Germain: Bravo. You’ve slain the villain. That is how you’ve cast this little morality play in your mind, isn’t it? I’m not really here. I’m not really there, either. At the moment, I’m bleeding out on the floor of the Temple. But it seems the Father of Understanding has seen fit to give us this time to talk.
Ah. A particular favorite of mine. I did not understand the visions that haunted my mind, you see. Great towers of gold, cities shining white as silver. I thought I was going mad. Then I found this place – Jacques de Molay’s vault. Through his writings, I understood.
Arno: Understood what?
Germain: That somehow, through the centuries, I was connected to Grand Master de Molay. That I had been chosen to purge the Order of the decadence and corruption that had set in like rot. And to wash the world clean, and restore to the truth the Father of Understanding intended.

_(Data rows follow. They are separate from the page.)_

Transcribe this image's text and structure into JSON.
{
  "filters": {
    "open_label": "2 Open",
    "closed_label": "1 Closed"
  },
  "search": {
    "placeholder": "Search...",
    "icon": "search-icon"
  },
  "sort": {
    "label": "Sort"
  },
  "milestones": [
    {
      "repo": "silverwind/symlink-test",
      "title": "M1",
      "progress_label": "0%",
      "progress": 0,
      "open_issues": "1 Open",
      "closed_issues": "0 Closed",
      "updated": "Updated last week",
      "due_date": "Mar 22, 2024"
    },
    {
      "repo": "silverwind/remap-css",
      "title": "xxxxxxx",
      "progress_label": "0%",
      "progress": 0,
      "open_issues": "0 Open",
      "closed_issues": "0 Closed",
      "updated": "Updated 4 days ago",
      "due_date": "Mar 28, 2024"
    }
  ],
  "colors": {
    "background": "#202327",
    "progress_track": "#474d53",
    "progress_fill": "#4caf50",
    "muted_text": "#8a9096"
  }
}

Arno: That seems to have gone over well.
Germain: Prophets are seldom appreciated in their own time. Exile and abasement forced me to reevaluate my strategy. Find new avenues for the realization of my purpose.
Arno: No matter the cost?
Germain: New order never comes without destruction of the old. And if men are made to fear untrammeled liberty, so much the better. A brief taste of chaos will remind them why they crave obedience.
It appears we part ways here. Think on this: the march of progress is slow, but it is inevitable as a glacier. All you have accomplished is to delay the inevitable. One death cannot stop the tide. Perhaps it will not be my hand that shepherds mankind back to its proper place – but it will be someone’s. Think on this when you remember her.